Sure. Walking down Presidente Vargas Avenue, the city’s main shopping street, taking a left into Ô de Almeida and then a right onto the First of May, as the author does in the first chapter of BelHell does not seem a very attractive opening, now does it? Damn, you don’t know anything about this city, but we will walk with the author through one of the oldest quarters of town. It used to be a red light district, and there are remnants of this activity showing. Today, you will find more junkies then prostitutes in the area. Skid Row. Okay, as the author writes, it is around lunchtime, probably a safe hour here. At night, not even a police officer would be happy to follow the footsteps described.
In the first few chapters, the story starts off like that. The maybe not-so-imaginary writer describes the research he is doing for this novel. Obviously, he knows this part of the city like the back of his hand. Well, so do I. I know where he is walking, with whom he talks. I know the scents, I know the fear, but any other reader should just refer to any area that fits the description. After all BelHell is fiction, the city, the ambiance is imagined, as is everything that doubtlessly is about to happen in the sections that follow. As a privileged reader, I have the strong feeling that these things really happened. Perhaps not in the form that they were written, maybe not in the same chronological order. Nonetheless I get the strong feeling that, crossing the Avenue, taking a right at Caspar Viana, I would be able to research most of the details in the local press’ archives. This I will not do.
As the writer is introduced to more and more persons, the social structure and the crime scene of the city begin to take shape. Not out to write just one more detective novel, the crime scenes are vividly depicted, as if the crimes were taking place at the very moment they are being read. In ordinary language that is heard out there, on the streets. The characters in the novel relate to what happens. And where an all-knowing person is needed, the writer leaps into action, using street language as well.

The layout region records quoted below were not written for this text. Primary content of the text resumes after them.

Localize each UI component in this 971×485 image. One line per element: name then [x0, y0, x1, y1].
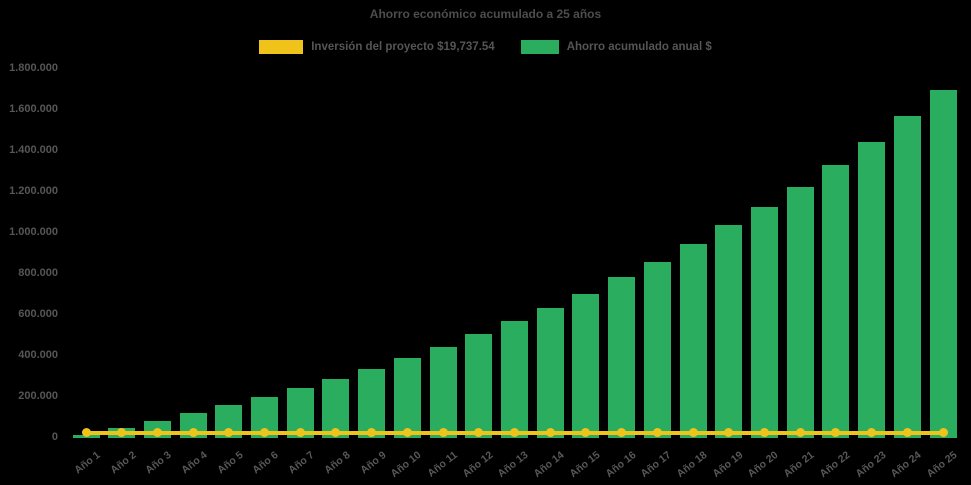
savings-bar — [501, 321, 528, 438]
investment-point-marker — [331, 428, 341, 438]
investment-point-marker — [295, 428, 305, 438]
x-axis-tick-label: Año 13 — [495, 449, 531, 481]
savings-bar — [608, 277, 636, 438]
savings-bar — [322, 378, 350, 438]
savings-bar — [429, 346, 457, 438]
savings-bar — [822, 164, 850, 438]
investment-point-marker — [510, 428, 519, 438]
x-axis-tick-label: Año 22 — [817, 449, 853, 481]
savings-bar — [715, 225, 743, 438]
x-axis-tick-label: Año 10 — [388, 449, 424, 481]
investment-point-marker — [867, 428, 877, 438]
investment-point-marker — [188, 428, 198, 438]
investment-point-marker — [152, 428, 162, 438]
investment-point-marker — [474, 428, 484, 438]
investment-point-marker — [617, 428, 627, 438]
investment-point-marker — [224, 428, 234, 438]
investment-point-marker — [795, 428, 805, 438]
investment-point-marker — [260, 428, 270, 438]
savings-bar — [893, 116, 921, 438]
x-axis-tick-label: Año 2 — [107, 449, 139, 477]
savings-bar — [679, 244, 707, 438]
y-axis-tick-label: 0 — [51, 431, 58, 443]
legend-item-savings[interactable]: Ahorro acumulado anual $ — [520, 40, 712, 54]
investment-point-marker — [545, 428, 555, 438]
investment-point-marker — [581, 428, 591, 438]
investment-point-marker — [402, 428, 412, 438]
y-axis-tick-label: 1.400.000 — [9, 144, 58, 156]
x-axis-tick-label: Año 7 — [286, 449, 317, 477]
investment-point-marker — [724, 428, 734, 438]
investment-point-marker — [117, 428, 127, 438]
savings-bar — [786, 186, 814, 438]
x-axis-tick-label: Año 6 — [250, 449, 281, 477]
x-axis-tick-label: Año 17 — [638, 449, 674, 481]
investment-point-marker — [438, 428, 448, 438]
investment-swatch-icon — [259, 40, 304, 54]
legend-item-investment[interactable]: Inversión del proyecto $19,737.54 — [259, 40, 495, 54]
savings-bar — [750, 206, 778, 438]
savings-bar — [465, 333, 493, 438]
savings-swatch-icon — [520, 40, 559, 54]
x-axis-tick-label: Año 3 — [143, 449, 174, 477]
savings-bar — [572, 293, 600, 438]
x-axis-tick-label: Año 24 — [888, 449, 924, 481]
x-axis-tick-label: Año 9 — [357, 449, 389, 477]
savings-bar — [643, 262, 671, 438]
investment-point-marker — [81, 428, 91, 438]
x-axis-tick-label: Año 19 — [710, 449, 746, 481]
x-axis-tick-label: Año 8 — [321, 449, 353, 477]
savings-bar — [393, 357, 421, 438]
investment-point-marker — [367, 428, 377, 438]
x-axis-tick-label: Año 25 — [924, 449, 960, 481]
investment-point-marker — [902, 428, 912, 438]
x-axis-tick-label: Año 16 — [603, 449, 639, 481]
investment-point-marker — [652, 428, 662, 438]
x-axis-tick-label: Año 11 — [424, 449, 460, 480]
x-axis-tick-label: Año 14 — [531, 449, 567, 481]
y-axis-tick-label: 1.000.000 — [9, 226, 58, 238]
x-axis-tick-label: Año 23 — [853, 449, 888, 481]
y-axis-tick-label: 1.800.000 — [9, 62, 58, 74]
y-axis-tick-label: 200.000 — [18, 390, 58, 402]
savings-bar — [929, 90, 957, 438]
y-axis-tick-label: 1.200.000 — [9, 185, 58, 197]
chart-title: Ahorro económico acumulado a 25 años — [369, 7, 602, 21]
legend-item-savings-label: Ahorro acumulado anual $ — [566, 41, 712, 53]
investment-point-marker — [831, 428, 841, 438]
x-axis-tick-label: Año 12 — [460, 449, 496, 481]
legend-item-investment-label: Inversión del proyecto $19,737.54 — [311, 41, 495, 53]
x-axis-tick-label: Año 21 — [781, 449, 817, 481]
y-axis-tick-label: 800.000 — [18, 267, 58, 279]
investment-point-marker — [688, 428, 698, 438]
chart-legend: Inversión del proyecto $19,737.54 Ahorro… — [0, 40, 971, 54]
y-axis-tick-label: 600.000 — [18, 308, 58, 320]
savings-bar — [536, 307, 564, 438]
x-axis-tick-label: Año 5 — [214, 449, 246, 477]
investment-point-marker — [759, 428, 769, 438]
investment-point-marker — [938, 428, 948, 438]
x-axis-tick-label: Año 4 — [179, 449, 210, 477]
y-axis-tick-label: 1.600.000 — [9, 103, 58, 115]
y-axis-tick-label: 400.000 — [18, 349, 58, 361]
x-axis-tick-label: Año 1 — [72, 449, 103, 477]
x-axis-tick-label: Año 18 — [674, 449, 710, 481]
savings-bar — [858, 141, 886, 438]
x-axis-tick-label: Año 20 — [745, 449, 781, 481]
savings-bar — [358, 368, 386, 438]
x-axis-tick-label: Año 15 — [567, 449, 603, 481]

You wake like that, half dazzled, a pain in your neck because you slept in an awkward position. You look around and do not know where you are. Yes, but now, how did I end up on the stairs of the Public Archives at this time of night? I go through my pockets and everything is there. Cell phone turned off, wallet intact, keys. Two o’clock and something, no, almost three in the morning. Means that it was just a stupid test, and I will wake up any minute. I call Pedro, and he comes to pick me up on his bike. He was on shift. A gang circulating through the Commerce and Campina quarters, protecting the guys. First, I go to Esther’s, have something to eat. I didn’t even have lunch. Today I spoke with Ariosvaldo, aka Bronco, as I told Pedro. That is to say, they took me to speak to him. At lunch time, I went to Vargas Avenue, entered into First of March and ended up at the Palmeira Square. The street is narrow. So are the sidewalks. Someone touched my arm. Brother, the boss wanted to talk to you. A car by my side. Dark windows. The door opened. They pushed me before I could even dream up a defense. Sorry for this, mate, just a little chat. Chuta blindfolded him. Chuta? Shit, don’t tighten it so much. The writer does not get cross with Chuta though.
BelHell is not a crime story in the ordinary definition, although, yes, there are a lot of crimes described here. But there is no detective, no police officer to solve them. In fact, solving a crime is not relevant to this novel. Set in the world of illegal casinos, at any time in the recent past in the city of Belém, capital of the Pará Sate in Northern Brazil, the main character in this novel is in fact the author himself. He is doing research for this present book, and bit by bit the author, and with him his readers, gains insight into relationships within this world, getting acquainted with a variety of people.
There is no doubt: this world really exists. Or does it? In various interviews the author explains the way he works. Clippings of local and national newspapers provide a basis from which imaginary characters are created. Then, the characters come to life in the author’s head, sifting into the blanks of other newspaper articles. Yes, everything does exist, everything has happened, only not necessarily in the way they are depicted and represented within the story. Being aware of the fact that Edyr Augusto Proença is a retired journalist, his jumping back and forth between reality and fantasy comes perhaps as no surprise. His style of writing does. It is fast, incorporating local slang and sub-culture language that may be hard to understand for readers in other parts of Brazil, let alone in other parts of the world. Yet, all of this author’s books have been successfully translated into French and sell well. As a novelty, Belhell is being published in France on almost the same day it is being released here in Brazil. Other novels by the same author have been translated into English as well, so there is a chance that one day we will see an English version of this modern, intriguing novel too.